Para quem procura um título da Marvel disponível no Disney+, Eternos pode ser uma boa escolha quando a intenção é assistir a algo visualmente grandioso, com ação, fantasia cósmica e uma abordagem mais séria. Não é o filme mais divertido ou equilibrado do MCU, mas é um dos que mais tenta expandir o tom e a escala desse universo.

Pontos fortes

  • Visual grandioso, com fotografia mais natural e cenas de grande escala.
  • Mitologia cósmica interessante dentro do universo Marvel.
  • Elenco diverso e com boas presenças dramáticas.
  • Poderes visualmente bem definidos e fáceis de diferenciar.
  • Proposta mais autoral e contemplativa do que o padrão do MCU.

Pontos fracos

  • Ritmo irregular em vários momentos.
  • Muitos personagens para pouco desenvolvimento individual.
  • Algumas relações importantes parecem apressadas.
  • A ação pode parecer espaçada demais para quem espera aventura constante.
  • A construção da mitologia é pesada e pode cansar parte do público.

Notas por critério

geral

7/10

visual

9/10

audio

8/10

enredo

7/10

Para quem é

Eternos é indicado para quem gosta de filmes de super-herói com escala épica, fantasia cósmica, mitologia e conflitos morais. Também funciona para fãs da Marvel que querem conhecer uma parte mais ampla do MCU, especialmente envolvendo Celestiais, seres imortais e ameaças ligadas à origem da humanidade. É uma boa opção para quem aceita um ritmo mais sério e menos dependente de humor.

Para quem não é

Eternos não é a melhor escolha para quem espera um filme de ação rápido, leve e cheio de piadas no estilo mais tradicional da Marvel. Também pode frustrar quem prefere histórias com poucos personagens, conflitos simples e evolução mais direta. Quem busca apenas diversão imediata talvez ache o longa longo, denso e menos empolgante do que outras produções do MCU.

Spoilers (abrir)

Com spoilers, Eternos se torna mais interessante quando revela que a missão dos protagonistas não era apenas proteger a humanidade dos Deviantes. A grande virada está na descoberta de que a Terra serve como incubadora para o nascimento de um Celestial, e que esse processo destruiria o planeta.

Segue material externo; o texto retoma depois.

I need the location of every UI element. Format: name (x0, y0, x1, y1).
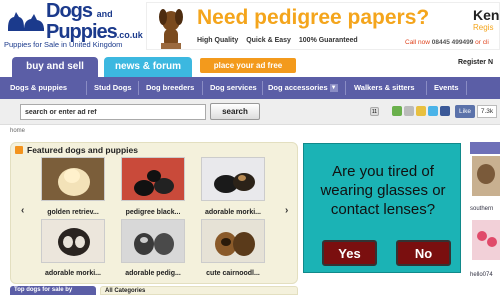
top-dogs-panel-header: Top dogs for sale by (10, 286, 96, 295)
featured-dogs-panel: Featured dogs and puppies ‹ › golden ret… (10, 142, 298, 284)
banner-features: High Quality Quick & Easy 100% Guarantee… (197, 37, 364, 44)
nav-item-dog-breeders[interactable]: Dog breeders (146, 77, 194, 99)
nav-item-label: Dog accessories (268, 83, 328, 92)
feature-item: 100% Guaranteed (298, 37, 358, 44)
ad-yes-button[interactable]: Yes (322, 240, 377, 266)
puppy-photo (42, 220, 104, 262)
nav-item-dogs-puppies[interactable]: Dogs & puppies (10, 77, 67, 99)
featured-thumb[interactable] (41, 157, 105, 201)
right-sidebar: southern hello074 (470, 142, 500, 295)
facebook-like-button[interactable]: Like (455, 105, 475, 118)
all-categories-header[interactable]: All Categories (100, 286, 298, 295)
featured-label[interactable]: adorable pedig... (108, 270, 198, 277)
banner-side-brand: Ken (473, 7, 500, 23)
puppy-photo (122, 158, 184, 200)
email-button[interactable] (416, 105, 426, 118)
sidebar-ad-thumb[interactable] (472, 220, 500, 260)
category-nav: Dogs & puppies Stud Dogs Dog breeders Do… (0, 77, 500, 99)
sidebar-ad-thumb[interactable] (472, 156, 500, 196)
featured-label[interactable]: adorable morki... (28, 270, 118, 277)
twitter-icon (428, 106, 438, 117)
sidebar-ad-label[interactable]: southern (470, 206, 493, 212)
share-icon (392, 106, 402, 117)
logo-tagline: Puppies for Sale in United Kingdom (4, 40, 123, 49)
place-ad-button[interactable]: place your ad free (200, 58, 296, 73)
register-link[interactable]: Register N (458, 59, 493, 66)
sidebar-ad-label[interactable]: hello074 (470, 272, 493, 278)
banner-call: Call now 08445 499499 or cli (405, 39, 489, 46)
carousel-prev-arrow[interactable]: ‹ (21, 205, 24, 216)
search-button[interactable]: search (210, 103, 260, 120)
nav-divider (262, 81, 263, 95)
feature-item: Quick & Easy (246, 37, 291, 44)
share-count[interactable]: 11 (370, 105, 379, 118)
main-tabs: buy and sell news & forum place your ad … (0, 55, 500, 79)
search-bar: search 11 Like 7.3k (0, 99, 500, 125)
ad-no-button[interactable]: No (396, 240, 451, 266)
print-button[interactable] (404, 105, 414, 118)
featured-label[interactable]: golden retriev... (28, 209, 118, 216)
puppy-photo (202, 220, 264, 262)
featured-label[interactable]: adorable morki... (188, 209, 278, 216)
breadcrumb[interactable]: home (10, 128, 25, 134)
ad-question: Are you tired of wearing glasses or cont… (320, 163, 446, 218)
nav-divider (86, 81, 87, 95)
nav-divider (202, 81, 203, 95)
sidebar-header (470, 142, 500, 154)
site-logo[interactable]: Dogs and Puppies.co.uk Puppies for Sale … (2, 0, 143, 50)
search-input[interactable] (20, 104, 206, 120)
dogs-logo-icon (8, 12, 44, 31)
featured-thumb[interactable] (121, 157, 185, 201)
puppy-photo (122, 220, 184, 262)
logo-wordmark: Dogs and Puppies.co.uk (46, 0, 143, 43)
featured-thumb[interactable] (41, 219, 105, 263)
rss-icon[interactable] (15, 146, 23, 154)
nav-item-events[interactable]: Events (434, 77, 459, 99)
nav-divider (138, 81, 139, 95)
facebook-button[interactable] (440, 105, 450, 118)
nav-divider (345, 81, 346, 95)
carousel-next-arrow[interactable]: › (285, 205, 288, 216)
featured-label[interactable]: cute cairnoodl... (188, 270, 278, 277)
email-icon (416, 106, 426, 117)
banner-side-sub: Regis (473, 23, 494, 32)
like-count: 7.3k (477, 105, 497, 118)
nav-divider (426, 81, 427, 95)
puppy-photo (202, 158, 264, 200)
nav-item-stud-dogs[interactable]: Stud Dogs (94, 77, 132, 99)
share-button-green[interactable] (392, 105, 402, 118)
nav-divider (466, 81, 467, 95)
featured-thumb[interactable] (121, 219, 185, 263)
puppy-photo (42, 158, 104, 200)
site-header: Dogs and Puppies.co.uk Puppies for Sale … (0, 0, 500, 55)
facebook-icon (440, 106, 450, 117)
featured-label[interactable]: pedigree black... (108, 209, 198, 216)
featured-title: Featured dogs and puppies (15, 145, 138, 155)
pedigree-banner-ad[interactable]: Need pedigree papers? High Quality Quick… (146, 2, 500, 50)
nav-item-walkers-sitters[interactable]: Walkers & sitters (354, 77, 415, 99)
share-count-badge: 11 (370, 106, 379, 116)
dog-photo-icon (159, 9, 183, 49)
feature-item: High Quality (197, 37, 239, 44)
tab-news-and-forum[interactable]: news & forum (104, 57, 192, 79)
featured-thumb[interactable] (201, 157, 265, 201)
glasses-ad[interactable]: Are you tired of wearing glasses or cont… (303, 143, 461, 273)
featured-thumb[interactable] (201, 219, 265, 263)
twitter-button[interactable] (428, 105, 438, 118)
banner-headline: Need pedigree papers? (197, 6, 430, 29)
tab-buy-and-sell[interactable]: buy and sell (12, 57, 98, 79)
print-icon (404, 106, 414, 117)
chevron-down-icon: ▼ (329, 84, 338, 93)
nav-item-dog-services[interactable]: Dog services (210, 77, 257, 99)
nav-item-dog-accessories[interactable]: Dog accessories ▼ (268, 77, 338, 99)
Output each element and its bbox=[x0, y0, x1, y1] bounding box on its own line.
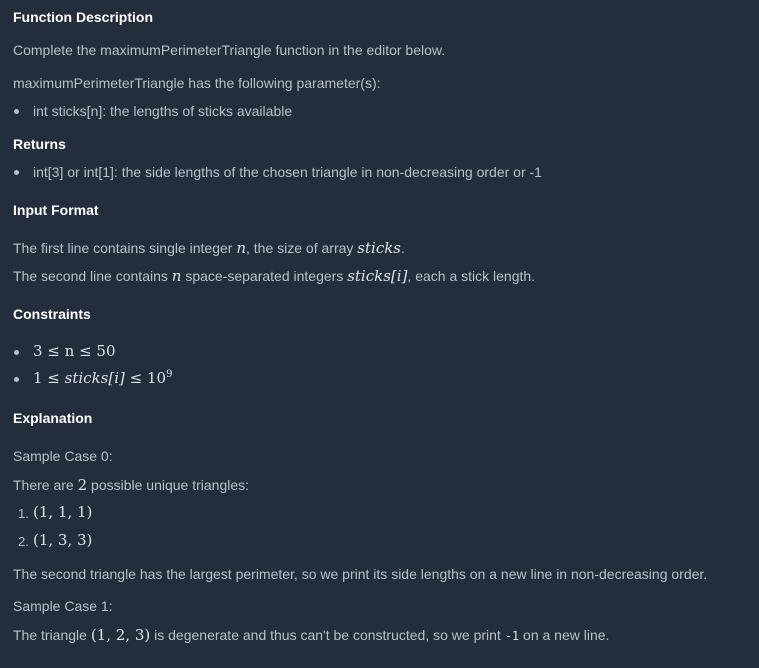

Esse conflito muda completamente o peso da história, porque coloca os Eternos diante de uma escolha moral: obedecer ao propósito para o qual foram criados ou defender a humanidade que aprenderam a amar. A divisão entre os personagens dá mais força ao drama. Ikaris se mantém fiel ao plano original, mesmo quando isso significa trair o grupo e aceitar a destruição da Terra. Sersi, por outro lado, representa a mudança emocional dos Eternos, escolhendo a vida humana acima da missão cósmica. A morte de Ajak e a postura de Ikaris tornam o conflito mais trágico, principalmente porque o filme tenta tratar essa oposição não como simples vilania, mas como consequência de fé, dever e identidade. O final, com a interrupção do nascimento de Tiamut e a aparição de Arishem levando parte dos Eternos, abre portas para consequências maiores no MCU. As cenas pós-créditos também expandem esse caminho ao apresentar Eros e provocar o futuro de Dane Whitman com a Espada de Ébano. Mesmo que o filme não resolva tudo, ele deixa ganchos importantes para a parte mais cósmica da Marvel.